Celie struggles with this notion of God and the sacred, but the possibility that her earthly, sensual experiences are worthy of attention and worship empowers her to be a different kind of woman. She unleashes her anger, for example, by at last confronting Harpo and Albert about their mistreatment of her. This Celie is capable of change and growth, as evidenced by her decision to begin building a life with Shug when the opportunity comes. The scene in which rock, trees, dust, and the wind are part of the chorus that backs Celie’s denunciation of Albert bears out that Celie is a powerful Black woman when she claims this form of spirituality.

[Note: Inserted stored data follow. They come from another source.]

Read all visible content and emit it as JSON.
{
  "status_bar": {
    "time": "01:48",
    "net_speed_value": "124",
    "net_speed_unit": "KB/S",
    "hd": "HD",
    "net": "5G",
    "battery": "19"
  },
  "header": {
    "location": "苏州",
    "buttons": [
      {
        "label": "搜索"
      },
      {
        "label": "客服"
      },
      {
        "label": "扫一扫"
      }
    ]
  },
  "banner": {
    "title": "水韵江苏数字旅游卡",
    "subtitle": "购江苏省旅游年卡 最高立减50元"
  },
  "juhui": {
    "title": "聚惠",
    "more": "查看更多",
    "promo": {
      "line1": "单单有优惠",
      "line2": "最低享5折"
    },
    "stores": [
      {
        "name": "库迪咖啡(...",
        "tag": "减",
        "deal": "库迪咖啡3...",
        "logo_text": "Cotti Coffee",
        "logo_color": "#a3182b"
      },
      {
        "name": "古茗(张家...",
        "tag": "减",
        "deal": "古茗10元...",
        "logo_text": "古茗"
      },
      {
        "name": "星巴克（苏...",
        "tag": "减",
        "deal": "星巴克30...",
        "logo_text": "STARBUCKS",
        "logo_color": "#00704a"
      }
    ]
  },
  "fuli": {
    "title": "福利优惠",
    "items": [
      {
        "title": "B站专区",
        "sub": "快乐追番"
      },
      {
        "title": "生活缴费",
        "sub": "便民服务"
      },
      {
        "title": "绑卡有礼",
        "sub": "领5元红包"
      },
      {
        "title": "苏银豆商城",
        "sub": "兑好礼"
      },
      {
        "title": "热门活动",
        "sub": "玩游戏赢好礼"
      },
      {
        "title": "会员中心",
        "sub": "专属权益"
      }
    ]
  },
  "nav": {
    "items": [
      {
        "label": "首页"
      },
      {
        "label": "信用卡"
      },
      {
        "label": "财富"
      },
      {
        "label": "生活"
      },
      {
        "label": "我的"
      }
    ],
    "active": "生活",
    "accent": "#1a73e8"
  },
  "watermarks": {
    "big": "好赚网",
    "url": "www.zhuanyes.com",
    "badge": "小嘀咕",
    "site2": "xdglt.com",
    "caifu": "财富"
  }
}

Nettie’s narrative about the Olinka and the deterioration of relations with Corrine bear out some of the same truths. Nettie comes to recognize that her mission to Africa is a failure when she and her colleagues are unable to help the Olinka in their initial confrontation with English business interests. The destruction of the Olinka village, the roofleaf, and the Olinka culture built around the roofleaf reveal that a lack of Christian faith is not the biggest threat to their survival. Western colonialism is.
The family Samuel and Corrine built on a foundation of Christian love and charity also fails to protect against external forces. As the Olinka predicted, Corrine ails and dies as a result of the environment. Her jealousy and suspicion that Samuel is in a relationship with Nettie is not mitigated by her faith. In fact, her rigid morality is part of what makes her suspicious of Nettie’s motives, and the sisterhood between the two women is never completely repaired even once Corrine remembers meeting Celie in town on the day she bought cloth that has now been incorporated into a quilt.
In short, Christian structures at home and abroad fail to give faithful Black women the resources they need to survive the lives they have been dealt.